Crónica de Inês Cardoso: amar pelo estômago

A comida une, diverte, reconforta. Rima com conversas demoradas, com risos e descontração e até com discussões quando é preciso.

Estou a caminho dos 44 anos mas ainda ando com tupperwares dos pais atrás de mim. Quando vou a casa (e casa para mim será sempre Proença-a-Nova), é raro não haver um mimo à minha espera. Um prato com os legumes da época, por exemplo, daqueles que nunca saberei fazer na perfeição, como a salada de almeirão com feijão.
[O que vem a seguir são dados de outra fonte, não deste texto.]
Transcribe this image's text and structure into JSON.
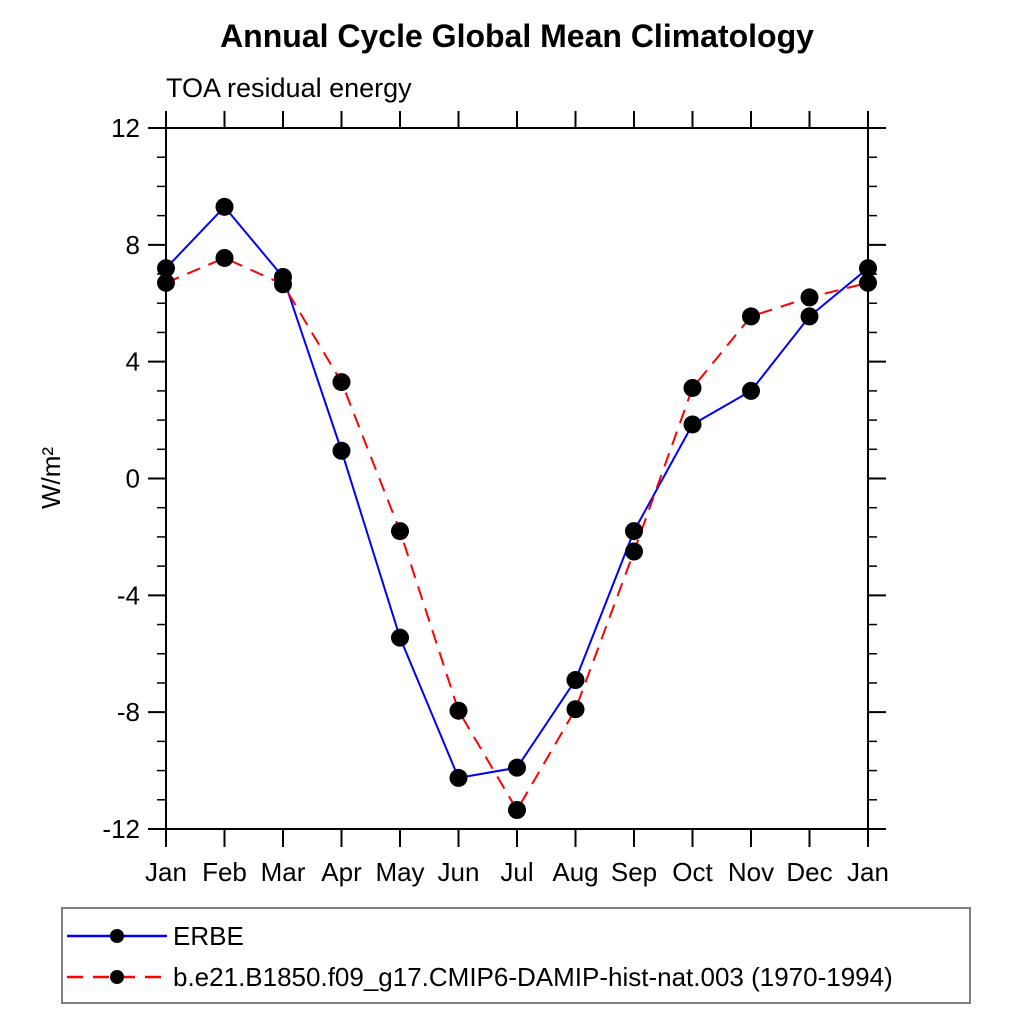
{
  "title": "Annual Cycle Global Mean Climatology",
  "subtitle": "TOA residual energy",
  "ylabel": "W/m²",
  "colors": {
    "background": "#ffffff",
    "axis": "#000000",
    "marker": "#000000",
    "erbe_line": "#0000ff",
    "model_line": "#ff0000",
    "legend_border": "#808080"
  },
  "legend": {
    "position": "bottom",
    "items": [
      {
        "label": "ERBE",
        "color": "#0000ff",
        "line_style": "solid",
        "marker": "filled-circle"
      },
      {
        "label": "b.e21.B1850.f09_g17.CMIP6-DAMIP-hist-nat.003 (1970-1994)",
        "color": "#ff0000",
        "line_style": "dashed",
        "marker": "filled-circle"
      }
    ]
  },
  "chart_data": {
    "type": "line",
    "title": "Annual Cycle Global Mean Climatology",
    "subtitle": "TOA residual energy",
    "xlabel": "",
    "ylabel": "W/m²",
    "categories": [
      "Jan",
      "Feb",
      "Mar",
      "Apr",
      "May",
      "Jun",
      "Jul",
      "Aug",
      "Sep",
      "Oct",
      "Nov",
      "Dec",
      "Jan"
    ],
    "ylim": [
      -12,
      12
    ],
    "yticks_major": [
      -12,
      -8,
      -4,
      0,
      4,
      8,
      12
    ],
    "ytick_minor_step": 1,
    "grid": false,
    "legend_position": "bottom",
    "series": [
      {
        "name": "ERBE",
        "color": "#0000ff",
        "line_style": "solid",
        "marker": "filled-circle",
        "marker_color": "#000000",
        "values": [
          7.2,
          9.3,
          6.9,
          0.95,
          -5.45,
          -10.25,
          -9.9,
          -6.9,
          -1.8,
          1.85,
          3.0,
          5.55,
          7.2
        ]
      },
      {
        "name": "b.e21.B1850.f09_g17.CMIP6-DAMIP-hist-nat.003 (1970-1994)",
        "color": "#ff0000",
        "line_style": "dashed",
        "marker": "filled-circle",
        "marker_color": "#000000",
        "values": [
          6.7,
          7.55,
          6.65,
          3.3,
          -1.8,
          -7.95,
          -11.35,
          -7.9,
          -2.5,
          3.1,
          5.55,
          6.2,
          6.7
        ]
      }
    ]
  }
}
Mesmo quando não estão os meus pais fazem-se presentes.

Uma vez cheguei para o fim de semana e tinha uma caixa carregada de pêssegos, figos e morangos, com um pedaço de papel. “Para a Inês.” Aquele bocado de folha no meio dos figos que me deliciam era a mais bonita dedicatória de amor. Simples e perfeita.

Comida é cuidado desde que nascemos. Mas vamos aprendendo a apreciá-la quando crescemos e corremos noutras direções. Muitas vezes a ida para a faculdade é esse marco e cada regresso a casa traz-nos de volta os sabores habituais, que tentamos levar connosco em caixas com refeições para a semana seguinte.

Nada nos transporta tanto para lugares seguros como um prato que apreciamos. Acontece através dele revisitarmos momentos, dias de encontro, hábitos da infância. Memórias e pessoas nossas. Tentamos cozinhar uma receita das avós e nunca sai igual. Não quer dizer que sejamos maus na cozinha, mas falta o tempero de amor inigualável com que nos era preparado.

Nada nos transporta tanto para lugares seguros como um prato que apreciamos. Acontece através dele revisitarmos momentos, dias de encontro, hábitos da infância. Memórias e pessoas nossas.

Não é por acaso que nos juntamos e convivemos à mesa. A comida une, diverte, reconforta. Rima com conversas demoradas, com risos e descontração, rima até com discussões quando é preciso, porque não há relações sem tempestades. Sou contra refeições à pressa ou em horários desencontrados. Isso de cada um comer à hora conveniente ou de jantar em frente à televisão nunca fará sentido em minha casa.

Os hábitos e alimentos da moda vão mudando, por razões culturais e ambientais continuarão a mudar, mas não acredito que desapareça o gosto por estar à mesa. Por procurar, para cada jantar especial, a entrada ou sobremesa perfeita para surpreender e deliciar. Por escolher, para cada pessoa, o ingrediente de que mais gosta. Por dizer, através do prato, que gostamos e nos preocupamos.

Há tempos escrevi no Facebook uma pequena reflexão sobre isto que me atrevo a recuperar, porque sintetiza esta forma tão intensa de amar pelo estômago.

Às vezes apanho pão quente numa padaria e corro para casa na esperança de resgatar memórias felizes da infância. O mimo tem muitas formas mas uma das maiores é o cuidado com que nos servem aquilo de que mais gostamos. Por isso a casa dos avós saberá sempre a queijo fresco, a talassas feitas nas brasas, a maranho, a tigelada, a pudim de caramelo com leite de cabra, a café de cevada na cafeteira, a gemada, a pão com azeite e açúcar louro… E a pão quente, o sabor mais próximo da perfeição.

Quando estava em Proença, acontecia as avós mandarem, pelos tios, pães cuidadosamente embrulhados assim que saíam do forno, para que o calor não se perdesse nos quilómetros da viagem. Aquele pão era todo amor. Não admira que não encontre outro parecido.